In the first study, a comparative analysis of Expressed Sequence Tags (ESTs) from Sebastes caurinus and S. rastrelliger was conducted to identify candidate genes under positive selection within the subgenus Pteropodus. Genes with elevated Ka/Ks values belonged to the following functional categories: immune function, metabolism, longevity, and reproductive behavior, indicating that adaptive divergence at immunological, physiological, and reproductive loci may be important in the diversification of this group of fishes. In the second study, ESTs from S. goodei and S. saxicola, a pair of related congeners to Pteropodus, were utilized for identifying positive selection with the use of testes and ovary tissue types. Gonadal tissues were selected from these two species to elucidate patterns of adaptation and speciation because of their recognition to contribute to reproductive barriers between species. Sequence divergence was estimated within the untranslated regions (UTRs) between these two species and was compared with the rate of divergence within coding regions of these genes to gain a clear depiction of neutral substitutional mutation rates. Orthologous gene pairs between the two species were identified and tested for positive selection. In addition, a candidate gene approach from the zona pellucida (ZP) family was selected to determine whether these genes are under positive selection. In the third study of this dissertation, a multi-transcriptomic comparison was conducted, in which three Pteropodus species were analyzed with the addition of S. rastrelliger and S. caurinus datasets to identify a pattern of positive selection within this subgenus. Brain tissue was used to gain the most diverse set of transcripts from the rockfish genome. Genes under positive selection belonged to a variety of gene functions that included sensory perception, growth, and metabolism. In addition we identified 10 sequences under positive selection that were part of the phosphatidylinositol signaling system pathway, although genes under positive selection had a broad range of gene functions and genes identified under positive selection across all five Pteropodus species were not identified in the first study.
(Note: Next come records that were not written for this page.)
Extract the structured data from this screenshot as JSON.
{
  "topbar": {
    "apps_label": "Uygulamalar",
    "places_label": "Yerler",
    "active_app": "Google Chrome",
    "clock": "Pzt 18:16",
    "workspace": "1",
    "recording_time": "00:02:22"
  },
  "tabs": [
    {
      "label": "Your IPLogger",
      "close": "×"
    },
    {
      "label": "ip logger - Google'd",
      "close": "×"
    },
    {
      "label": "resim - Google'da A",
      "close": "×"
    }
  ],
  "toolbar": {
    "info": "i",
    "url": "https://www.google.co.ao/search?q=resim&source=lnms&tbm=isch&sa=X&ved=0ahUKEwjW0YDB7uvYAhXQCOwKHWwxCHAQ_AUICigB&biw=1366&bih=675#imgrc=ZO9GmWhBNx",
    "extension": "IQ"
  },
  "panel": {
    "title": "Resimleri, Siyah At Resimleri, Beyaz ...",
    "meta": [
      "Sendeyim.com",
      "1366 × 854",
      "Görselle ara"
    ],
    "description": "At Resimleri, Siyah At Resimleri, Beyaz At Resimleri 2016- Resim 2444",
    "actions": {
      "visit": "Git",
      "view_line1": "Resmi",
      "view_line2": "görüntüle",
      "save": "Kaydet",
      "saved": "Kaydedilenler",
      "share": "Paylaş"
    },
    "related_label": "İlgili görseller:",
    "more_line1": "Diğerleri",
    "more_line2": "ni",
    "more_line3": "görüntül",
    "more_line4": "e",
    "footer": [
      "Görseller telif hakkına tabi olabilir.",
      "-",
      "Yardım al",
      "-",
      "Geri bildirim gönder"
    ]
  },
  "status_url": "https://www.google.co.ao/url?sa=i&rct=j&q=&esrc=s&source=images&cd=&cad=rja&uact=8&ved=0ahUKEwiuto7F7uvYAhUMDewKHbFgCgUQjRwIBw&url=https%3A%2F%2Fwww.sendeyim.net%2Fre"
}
These collections of studies are intended to further advance the field of evolutionary biology by providing support of which functional genes are important for adaptation and speciation. Currently, there is no rockfish genome available, in which by sequencing the transcriptome this provides a foundation for future genomic projects to gain a better understanding about the genus. This dissertation was developed to determine whether traditional gene categories, which are known to be under positive selection such as immune function, reproduction, and apoptosis, also play an important role in marine speciation. With transcriptomic data from multiple species within Sebastes, we obtained a suite of candidate genes under positive selection, which can be used to assess whether these genes are responsible for the radiation and how adaptation and speciation occurred across the entire genus of Sebastes.